Guido van Rossum wrote:
...
I've heard a few people claim that strings should always be considered to contain "characters" and that there should be one character per string element. I've also heard a clamoring that there should only be one string type. You folks have never used Asian encodings. In countries like Japan, China and Korea, encodings are a fact of life, and the most popular encodings are ASCII supersets that use a variable number of bytes per character, just like UTF-8. Each country or language uses different encodings, even though their characters look mostly the same to western eyes. UTF-8 and Unicode is having a hard time getting adopted in these countries because most software that people use deals only with the local encodings. (Sounds familiar?)
I think that maybe an important point is getting lost here. I could be wrong, but it seems that all of this emphasis on encodings is misplaced. The physical and logical makeup of character strings are entirely separate issues. Unicode is a character set. It works in the logical domain. Dozens of different physical encodings can be used for Unicode characters. There are XML users who work with XML (and thus Unicode) every day and never see UTF-8, UTF-16 or any other Unicode-consortium "sponsored" encoding. If you invent an encoding tomorrow, it can still be XML-compatible. There are many encodings older than Unicode that are XML (and Unicode) compatible. I have not heard complaints about the XML way of looking at the world and in fact it was explicitly endorsed by many of the world's leading experts on internationalization. I haven't followed the Java situation as closely but I have also not heard screams about its support for il8n.
The truth of the matter is: the encoding of string objects is in the mind of the programmer. When I read a GIF file into a string object, the encoding is "binary goop".
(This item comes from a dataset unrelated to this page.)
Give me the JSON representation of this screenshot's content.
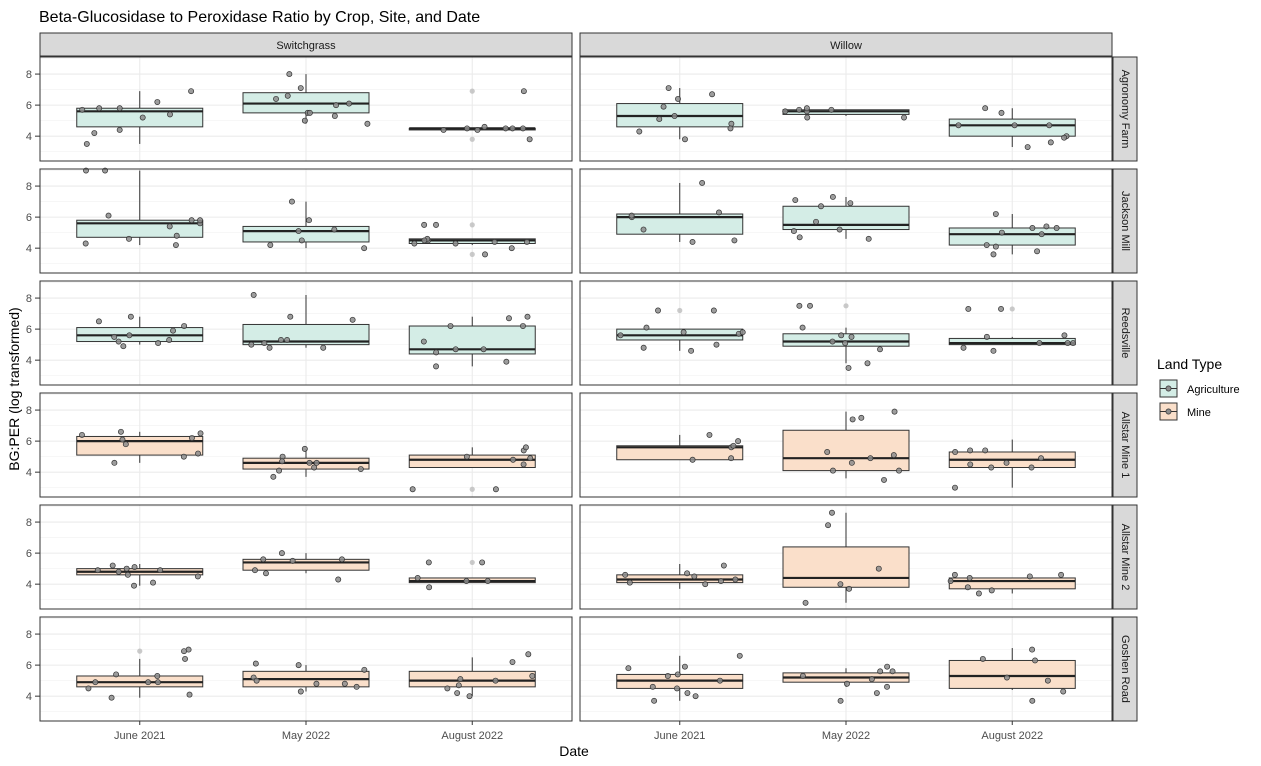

IMHO, it's a mistake of history that you would even think it makes sense to read a GIF file into a "string" object and we should be trying to erase that mistake, as quickly as possible (which is admittedly not very quickly) not building more and more infrastructure around it. How can we make the transition to a "binary goops are not strings" world easiest?
The moral of all this? 8-bit strings are not going away.
If that is a statement of your long term vision, then I think that it is very unfortunate. Treating string literals as if they were isomorphic with byte arrays was probably the right thing in 1991 but it won't be in 2005. It doesn't meet the definition of string used in the Unicode spec., nor in XML, nor in Java, nor at the W3C nor in most other up and coming specifications.